Quand la Grande Histoire rencontre une équipe de bras cassés, il n’est pas rare que cela donne du Grand n’importe quoi. Si on songe sincèrement à créer la rubrique facepalm en écrivant ces quelques lignes, on vous propose tout de même de lire cette critique de Churchill, film réalisé par Jonathan Teplitzky.
La mode des biopics dans lesquels on raconte la vie d’une célébrité à travers l’évocation d’un moment précis de son existence a encore fait une victime.

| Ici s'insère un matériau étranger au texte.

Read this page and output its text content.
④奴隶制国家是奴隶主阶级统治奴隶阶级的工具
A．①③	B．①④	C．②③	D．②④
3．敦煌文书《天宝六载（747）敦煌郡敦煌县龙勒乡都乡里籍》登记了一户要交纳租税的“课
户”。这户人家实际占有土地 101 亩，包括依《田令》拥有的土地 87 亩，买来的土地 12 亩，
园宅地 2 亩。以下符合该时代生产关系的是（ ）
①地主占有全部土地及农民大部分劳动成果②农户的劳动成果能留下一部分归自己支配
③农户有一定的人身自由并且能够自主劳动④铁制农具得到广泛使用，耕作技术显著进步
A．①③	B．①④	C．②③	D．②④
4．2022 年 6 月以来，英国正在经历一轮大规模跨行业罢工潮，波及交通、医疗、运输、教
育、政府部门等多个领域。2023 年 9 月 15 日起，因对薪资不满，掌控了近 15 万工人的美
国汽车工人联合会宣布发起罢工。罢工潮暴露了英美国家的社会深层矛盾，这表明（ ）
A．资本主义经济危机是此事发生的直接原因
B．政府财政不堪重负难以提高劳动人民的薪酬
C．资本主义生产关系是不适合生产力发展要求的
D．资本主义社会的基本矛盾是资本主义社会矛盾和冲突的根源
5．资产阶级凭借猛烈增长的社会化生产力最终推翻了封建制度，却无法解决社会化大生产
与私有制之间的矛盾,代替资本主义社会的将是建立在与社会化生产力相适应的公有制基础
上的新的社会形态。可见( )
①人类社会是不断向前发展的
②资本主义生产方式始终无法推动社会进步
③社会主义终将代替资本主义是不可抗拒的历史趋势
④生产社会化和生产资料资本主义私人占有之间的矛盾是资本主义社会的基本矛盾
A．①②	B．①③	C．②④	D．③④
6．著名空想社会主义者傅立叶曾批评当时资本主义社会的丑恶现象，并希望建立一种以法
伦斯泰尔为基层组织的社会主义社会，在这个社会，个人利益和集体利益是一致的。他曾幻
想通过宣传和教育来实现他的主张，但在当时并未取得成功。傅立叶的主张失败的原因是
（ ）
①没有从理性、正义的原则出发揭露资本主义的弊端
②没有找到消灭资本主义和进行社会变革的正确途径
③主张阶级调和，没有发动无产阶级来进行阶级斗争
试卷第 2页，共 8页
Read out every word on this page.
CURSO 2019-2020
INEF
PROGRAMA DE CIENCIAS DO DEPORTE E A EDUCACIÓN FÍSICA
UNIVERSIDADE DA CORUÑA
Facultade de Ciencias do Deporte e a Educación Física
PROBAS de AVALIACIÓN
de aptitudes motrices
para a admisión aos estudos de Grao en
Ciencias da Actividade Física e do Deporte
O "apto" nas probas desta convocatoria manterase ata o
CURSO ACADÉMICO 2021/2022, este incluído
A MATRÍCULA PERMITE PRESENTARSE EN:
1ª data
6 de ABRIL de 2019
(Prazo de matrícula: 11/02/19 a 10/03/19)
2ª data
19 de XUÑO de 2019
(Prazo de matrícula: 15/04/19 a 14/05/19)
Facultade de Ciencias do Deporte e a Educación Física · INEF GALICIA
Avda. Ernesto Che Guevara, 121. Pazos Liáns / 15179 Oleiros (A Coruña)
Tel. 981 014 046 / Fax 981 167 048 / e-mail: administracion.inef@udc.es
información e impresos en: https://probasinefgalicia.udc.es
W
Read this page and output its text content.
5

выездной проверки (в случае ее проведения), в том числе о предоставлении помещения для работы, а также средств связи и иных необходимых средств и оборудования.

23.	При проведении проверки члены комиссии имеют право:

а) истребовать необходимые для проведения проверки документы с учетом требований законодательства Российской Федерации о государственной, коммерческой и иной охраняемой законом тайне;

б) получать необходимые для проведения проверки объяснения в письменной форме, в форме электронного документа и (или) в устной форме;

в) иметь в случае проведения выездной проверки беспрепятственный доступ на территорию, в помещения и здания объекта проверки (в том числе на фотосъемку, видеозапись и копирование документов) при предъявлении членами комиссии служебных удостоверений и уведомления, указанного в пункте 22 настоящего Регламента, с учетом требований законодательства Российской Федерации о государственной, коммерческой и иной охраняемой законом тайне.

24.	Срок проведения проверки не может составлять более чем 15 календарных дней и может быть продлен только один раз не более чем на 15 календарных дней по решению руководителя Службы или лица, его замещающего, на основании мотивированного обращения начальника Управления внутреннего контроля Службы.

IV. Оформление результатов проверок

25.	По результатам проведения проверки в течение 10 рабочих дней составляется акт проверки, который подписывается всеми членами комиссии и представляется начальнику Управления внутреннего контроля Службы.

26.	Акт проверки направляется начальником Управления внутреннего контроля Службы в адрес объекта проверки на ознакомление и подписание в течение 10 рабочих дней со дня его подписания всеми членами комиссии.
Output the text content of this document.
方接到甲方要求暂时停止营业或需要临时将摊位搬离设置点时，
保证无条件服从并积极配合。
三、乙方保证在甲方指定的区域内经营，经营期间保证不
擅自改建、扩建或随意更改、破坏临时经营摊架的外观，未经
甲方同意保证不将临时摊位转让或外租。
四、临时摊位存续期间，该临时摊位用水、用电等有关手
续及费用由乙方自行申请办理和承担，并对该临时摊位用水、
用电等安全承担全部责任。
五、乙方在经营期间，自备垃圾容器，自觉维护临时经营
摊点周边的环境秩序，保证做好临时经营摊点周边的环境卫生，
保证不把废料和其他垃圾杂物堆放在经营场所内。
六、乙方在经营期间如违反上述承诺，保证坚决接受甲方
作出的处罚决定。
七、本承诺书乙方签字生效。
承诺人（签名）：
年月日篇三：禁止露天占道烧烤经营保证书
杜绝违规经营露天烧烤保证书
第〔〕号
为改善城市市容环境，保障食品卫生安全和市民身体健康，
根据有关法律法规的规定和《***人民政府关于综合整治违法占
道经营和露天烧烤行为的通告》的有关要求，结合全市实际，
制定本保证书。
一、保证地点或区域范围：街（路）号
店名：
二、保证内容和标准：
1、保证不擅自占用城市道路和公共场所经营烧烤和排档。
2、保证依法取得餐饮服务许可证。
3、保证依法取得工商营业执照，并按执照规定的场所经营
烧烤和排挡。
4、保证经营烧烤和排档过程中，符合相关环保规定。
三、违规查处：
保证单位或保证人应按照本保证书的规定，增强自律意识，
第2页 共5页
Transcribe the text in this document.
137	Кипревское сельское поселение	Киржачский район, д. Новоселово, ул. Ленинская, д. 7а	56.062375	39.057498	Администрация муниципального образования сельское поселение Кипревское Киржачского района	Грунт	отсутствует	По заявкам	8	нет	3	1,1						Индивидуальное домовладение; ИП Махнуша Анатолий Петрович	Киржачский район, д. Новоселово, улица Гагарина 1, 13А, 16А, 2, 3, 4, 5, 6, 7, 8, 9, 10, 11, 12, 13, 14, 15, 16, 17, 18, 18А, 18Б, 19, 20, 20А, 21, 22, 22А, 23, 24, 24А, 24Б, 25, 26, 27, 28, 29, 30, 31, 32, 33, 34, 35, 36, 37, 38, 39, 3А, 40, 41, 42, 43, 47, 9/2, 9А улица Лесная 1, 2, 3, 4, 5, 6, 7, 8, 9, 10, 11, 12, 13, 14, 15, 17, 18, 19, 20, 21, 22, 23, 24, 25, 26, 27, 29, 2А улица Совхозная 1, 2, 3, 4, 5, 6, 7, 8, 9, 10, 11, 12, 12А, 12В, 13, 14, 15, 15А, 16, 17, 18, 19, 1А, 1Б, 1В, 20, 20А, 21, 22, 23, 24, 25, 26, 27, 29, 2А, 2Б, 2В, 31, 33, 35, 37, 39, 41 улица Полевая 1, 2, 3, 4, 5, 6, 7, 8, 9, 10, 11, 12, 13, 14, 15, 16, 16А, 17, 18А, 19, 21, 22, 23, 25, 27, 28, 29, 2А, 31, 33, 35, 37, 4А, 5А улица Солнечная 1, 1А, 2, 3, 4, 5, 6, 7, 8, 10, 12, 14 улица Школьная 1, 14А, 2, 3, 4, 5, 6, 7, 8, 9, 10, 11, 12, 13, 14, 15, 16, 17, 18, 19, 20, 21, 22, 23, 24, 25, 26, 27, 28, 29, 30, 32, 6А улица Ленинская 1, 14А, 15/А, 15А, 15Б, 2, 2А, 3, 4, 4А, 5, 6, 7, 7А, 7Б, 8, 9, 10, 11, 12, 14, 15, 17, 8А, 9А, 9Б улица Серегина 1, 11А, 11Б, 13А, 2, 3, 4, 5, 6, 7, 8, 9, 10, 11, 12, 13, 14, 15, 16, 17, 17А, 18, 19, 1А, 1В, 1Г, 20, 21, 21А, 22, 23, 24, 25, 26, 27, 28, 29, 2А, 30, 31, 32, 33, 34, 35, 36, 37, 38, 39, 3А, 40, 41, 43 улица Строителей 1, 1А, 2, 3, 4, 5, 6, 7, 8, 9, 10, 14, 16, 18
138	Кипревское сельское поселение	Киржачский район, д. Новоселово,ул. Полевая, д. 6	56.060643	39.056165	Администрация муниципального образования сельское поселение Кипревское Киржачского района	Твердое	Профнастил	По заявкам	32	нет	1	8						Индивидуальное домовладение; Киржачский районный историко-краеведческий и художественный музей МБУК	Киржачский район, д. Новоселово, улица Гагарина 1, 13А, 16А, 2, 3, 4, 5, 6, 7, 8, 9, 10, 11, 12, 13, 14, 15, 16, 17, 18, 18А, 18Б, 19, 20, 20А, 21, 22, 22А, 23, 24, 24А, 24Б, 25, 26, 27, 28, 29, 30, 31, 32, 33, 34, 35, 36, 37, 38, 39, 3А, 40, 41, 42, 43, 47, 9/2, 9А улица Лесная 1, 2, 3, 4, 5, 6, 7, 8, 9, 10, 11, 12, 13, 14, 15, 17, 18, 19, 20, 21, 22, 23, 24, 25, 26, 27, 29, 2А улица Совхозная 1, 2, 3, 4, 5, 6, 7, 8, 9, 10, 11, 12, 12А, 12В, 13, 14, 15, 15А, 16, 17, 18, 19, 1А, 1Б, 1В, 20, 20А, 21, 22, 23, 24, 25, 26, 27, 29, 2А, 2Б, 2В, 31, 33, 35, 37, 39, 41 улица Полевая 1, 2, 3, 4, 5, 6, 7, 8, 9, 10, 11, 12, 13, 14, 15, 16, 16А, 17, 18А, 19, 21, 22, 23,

Churchill retrace en effet les six jours qui ont précédé le Débarquement en Normandie de juin 1944. Suivant à la trace un Churchill à mille lieues de l’image du héros de guerre que l’on connait tous, le film nous propose de plonger la tête la première dans les méandres des préparatifs du D-DAY. Résultat : un plat monumental dans la mare saumâtre que représente cette somme de moments anecdotiques prenant pour prétexte de « dévoiler » un aspect méconnu de l’Opération Overlord, le nom de code de la Bataille de Normandie.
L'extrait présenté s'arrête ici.